La gauche se réjouira de cette issue judiciaire et répètera que Marine Le Pen n’est pas au-dessus des lois, elle espèrera que le coup porté au RN signe la perte du seul parti anti-mondialiste qui ait aujourd'hui ses chances aux présidentielles. Ou du moins que le RN, blessé, ne s’en remettra pas et sera affaibli au moment d'entamer la course présidentielle. Qu’une partie des électeurs, attachés à la personnalité de Marine Le Pen, ne reporteront pas si facilement leurs espoirs sur Jordan Bardella, trop jeune, trop inexpérimenté. Que l’image de la condamnation et de sa présidente affectera l’image d’honnêteté du parti.

J.D. Vance avait-il raison ?

Mais le calcul pourrait vite montrer ses limites. L’électeur RN a peu de chance de réagir sagement et d'enterrer la hache de guerre en souhaitant bonne chance à la gauche. La droite RN ne défilera pas dans la rue, ne brûlera pas les magasins et les voitures, ne cognera pas sur les CRS, certes. L’abstention gagnera peut-être les plus désespérés par la vie politique française. Mais pour les autres, le sentiment d’injustice, d’inégalité, la disproportion entre les faits et les peines, l’irritation de se voir privé de leur candidate dans une démocratie soi-disant exemplaire, la colère suscitée par un espoir politique empêché par les juges sur des motifs incompris peut alimenter une rage de vaincre, derrière un candidat RN quel qu’il soit. Marine Le Pen dira ce lundi soir sur TF1 si elle abandonne la politique ou si elle compte se mobiliser plus fortement encore derrière le candidat de son parti.

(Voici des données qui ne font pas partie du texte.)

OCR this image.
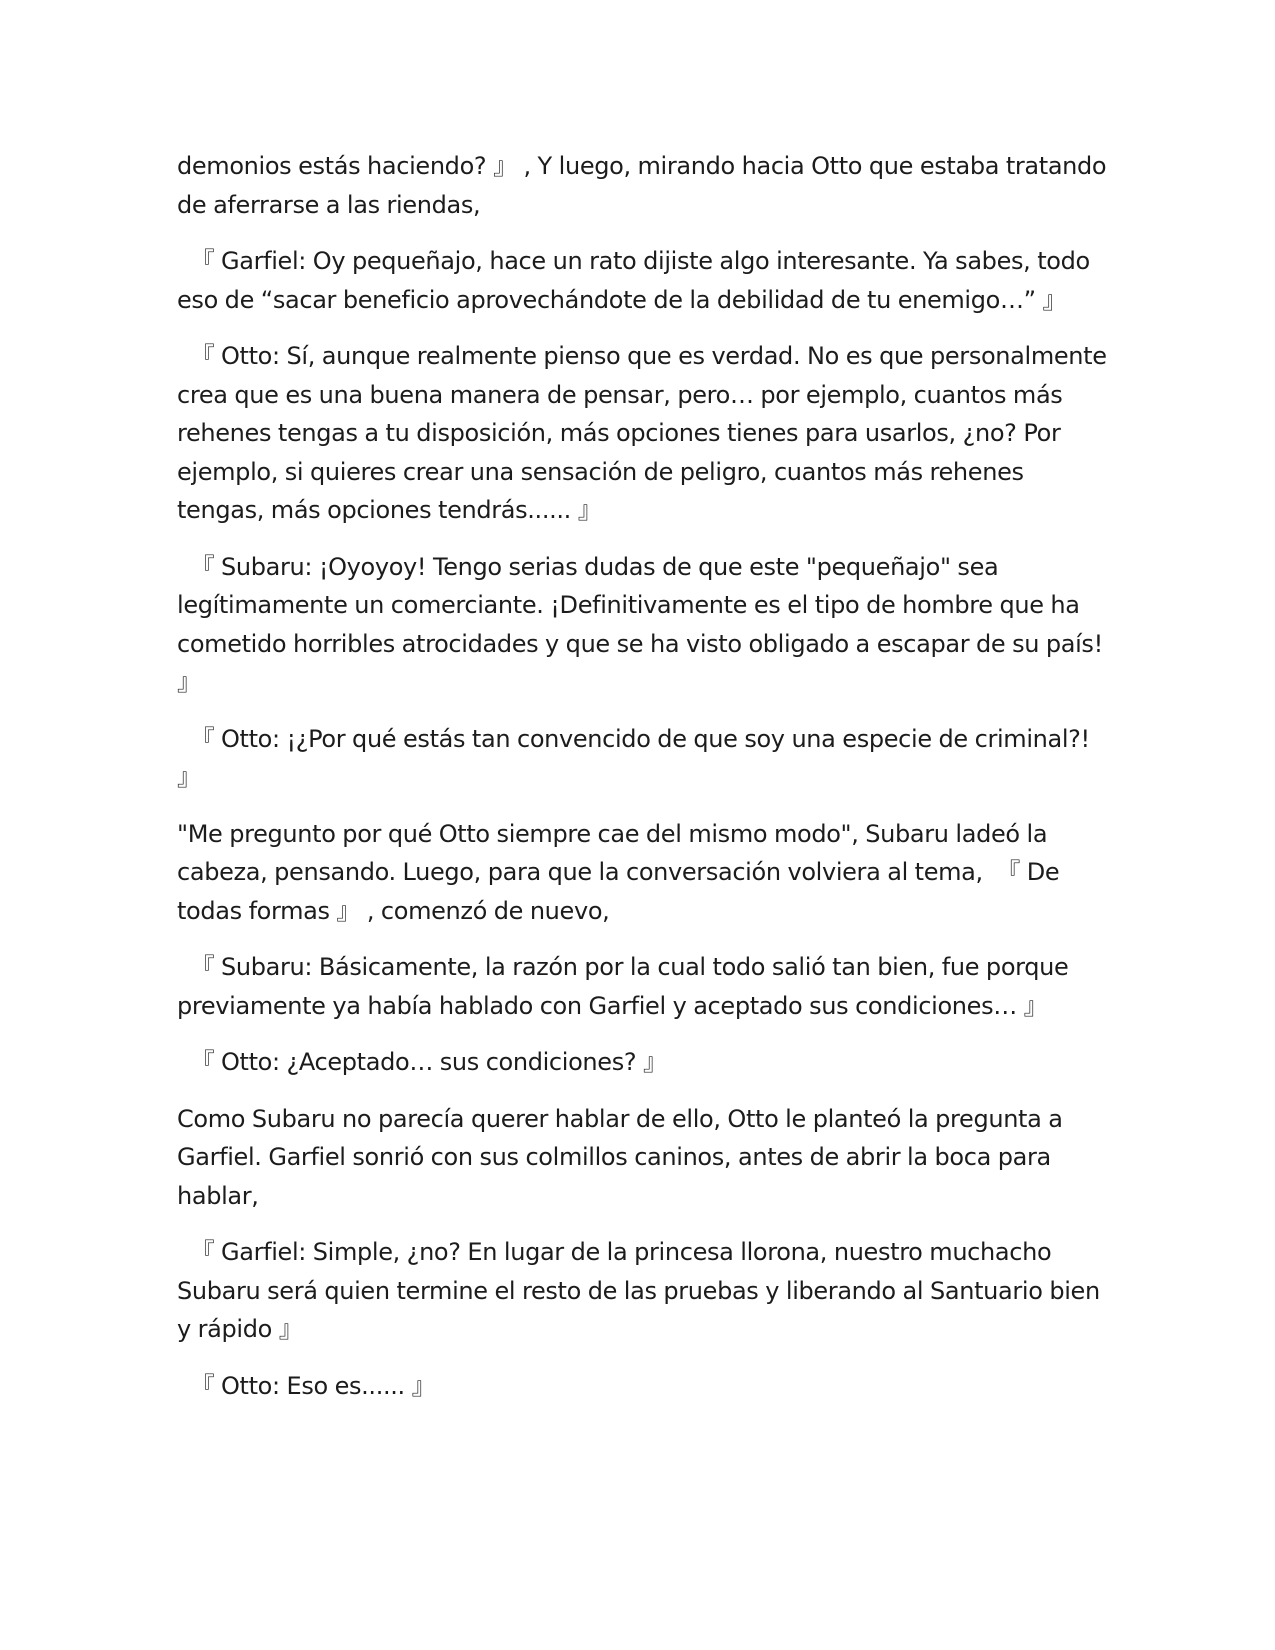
demonios estás haciendo? 』 , Y luego, mirando hacia Otto que estaba tratando de aferrarse a las riendas,

『 Garfiel: Oy pequeñajo, hace un rato dijiste algo interesante. Ya sabes, todo eso de “sacar beneficio aprovechándote de la debilidad de tu enemigo…” 』

『 Otto: Sí, aunque realmente pienso que es verdad. No es que personalmente crea que es una buena manera de pensar, pero… por ejemplo, cuantos más rehenes tengas a tu disposición, más opciones tienes para usarlos, ¿no? Por ejemplo, si quieres crear una sensación de peligro, cuantos más rehenes tengas, más opciones tendrás...... 』

『 Subaru: ¡Oyoyoy! Tengo serias dudas de que este "pequeñajo" sea legítimamente un comerciante. ¡Definitivamente es el tipo de hombre que ha cometido horribles atrocidades y que se ha visto obligado a escapar de su país! 』

『 Otto: ¡¿Por qué estás tan convencido de que soy una especie de criminal?! 』

"Me pregunto por qué Otto siempre cae del mismo modo", Subaru ladeó la cabeza, pensando. Luego, para que la conversación volviera al tema,  『 De todas formas 』 , comenzó de nuevo,

『 Subaru: Básicamente, la razón por la cual todo salió tan bien, fue porque previamente ya había hablado con Garfiel y aceptado sus condiciones… 』

『 Otto: ¿Aceptado… sus condiciones? 』

Como Subaru no parecía querer hablar de ello, Otto le planteó la pregunta a Garfiel. Garfiel sonrió con sus colmillos caninos, antes de abrir la boca para hablar,

『 Garfiel: Simple, ¿no? En lugar de la princesa llorona, nuestro muchacho Subaru será quien termine el resto de las pruebas y liberando al Santuario bien y rápido 』

『 Otto: Eso es...... 』
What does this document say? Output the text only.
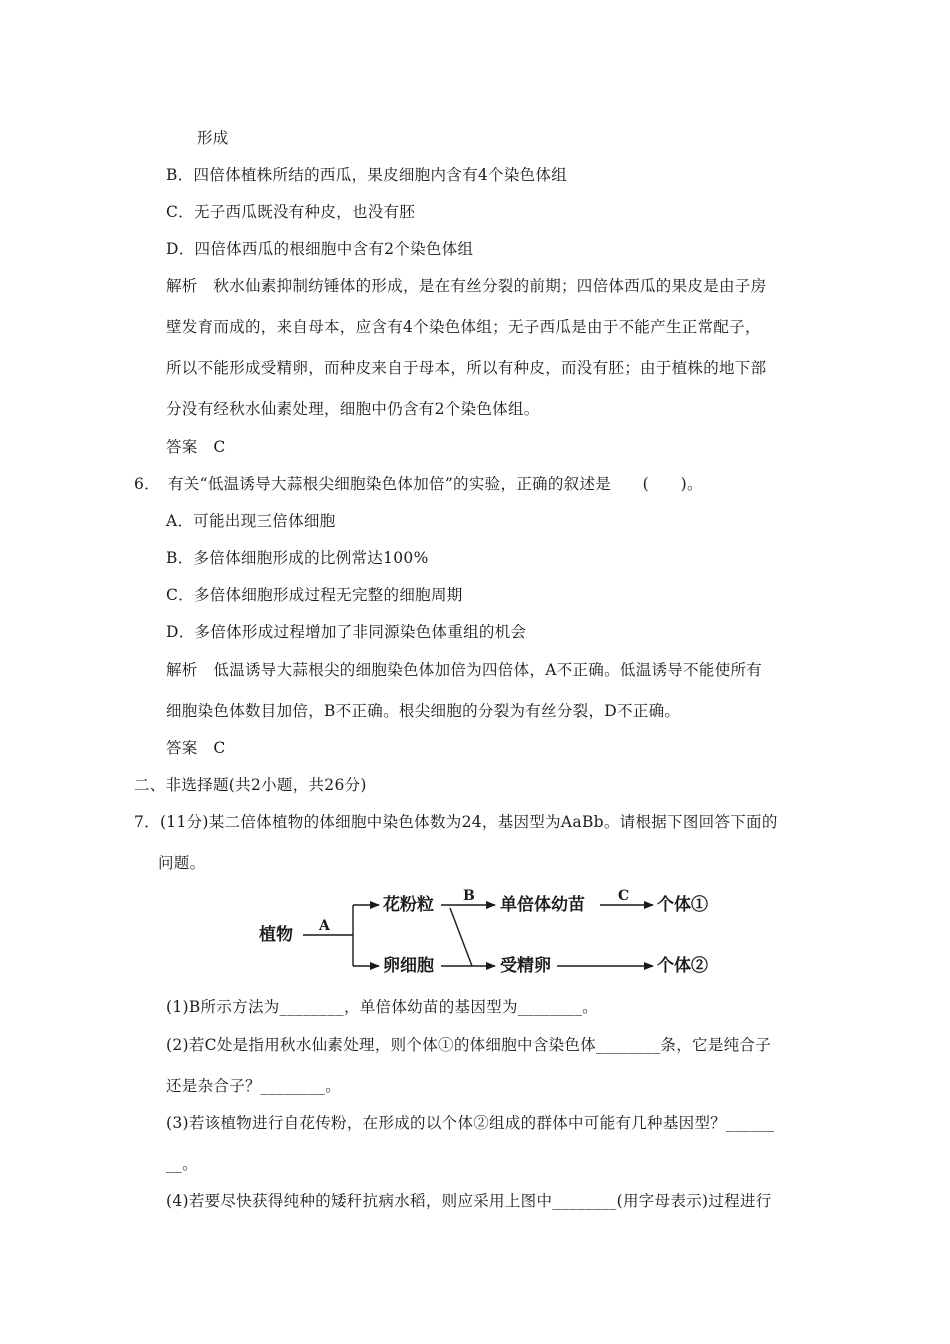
形成
B．四倍体植株所结的西瓜，果皮细胞内含有4个染色体组
C．无子西瓜既没有种皮，也没有胚
D．四倍体西瓜的根细胞中含有2个染色体组
解析　秋水仙素抑制纺锤体的形成，是在有丝分裂的前期；四倍体西瓜的果皮是由子房
壁发育而成的，来自母本，应含有4个染色体组；无子西瓜是由于不能产生正常配子，
所以不能形成受精卵，而种皮来自于母本，所以有种皮，而没有胚；由于植株的地下部
分没有经秋水仙素处理，细胞中仍含有2个染色体组。
答案　C
6．　有关“低温诱导大蒜根尖细胞染色体加倍”的实验，正确的叙述是　　(　　)。
A．可能出现三倍体细胞
B．多倍体细胞形成的比例常达100%
C．多倍体细胞形成过程无完整的细胞周期
D．多倍体形成过程增加了非同源染色体重组的机会
解析　低温诱导大蒜根尖的细胞染色体加倍为四倍体，A不正确。低温诱导不能使所有
细胞染色体数目加倍，B不正确。根尖细胞的分裂为有丝分裂，D不正确。
答案　C
二、非选择题(共2小题，共26分)
7．(11分)某二倍体植物的体细胞中染色体数为24，基因型为AaBb。请根据下图回答下面的
问题。
植物 A
花粉粒
卵细胞
B 单倍体幼苗
受精卵
C 个体①
个体②
(1)B所示方法为________，单倍体幼苗的基因型为________。
(2)若C处是指用秋水仙素处理，则个体①的体细胞中含染色体________条，它是纯合子
还是杂合子？________。
(3)若该植物进行自花传粉，在形成的以个体②组成的群体中可能有几种基因型？______
__。
(4)若要尽快获得纯种的矮秆抗病水稻，则应采用上图中________(用字母表示)过程进行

Car dans un pays inflammable, comme l’a montré notamment la révolte des Gilets jaunes, cette décision inédite dans la vie politique de la Ve République peut avoir l’effet inverse de celui qui était recherché. Car jamais la présence de ce que la France de droite appelle « le système » n’a été aussi tangible, aussi brutale et aussi injuste. La France reste en effet un pays révolutionnaire et les conditions de la révolte s’accumulent.

A Munich, JD Vance avait lancé, après de nombreux et graves reproches adressés à l’UE et aux pays qui la composent, ces mots sur la liberté d’expression et du jeu démocratique  : « On ne peut pas remporter un mandat démocratique en censurant ses opposants ou en les jetant en prison – qu’il s’agisse du chef de l’opposition, d’une humble chrétienne qui prie chez elle ou d’un journaliste qui tente de faire son travail ». Des mots qui résonnent étrangement aujourd’hui.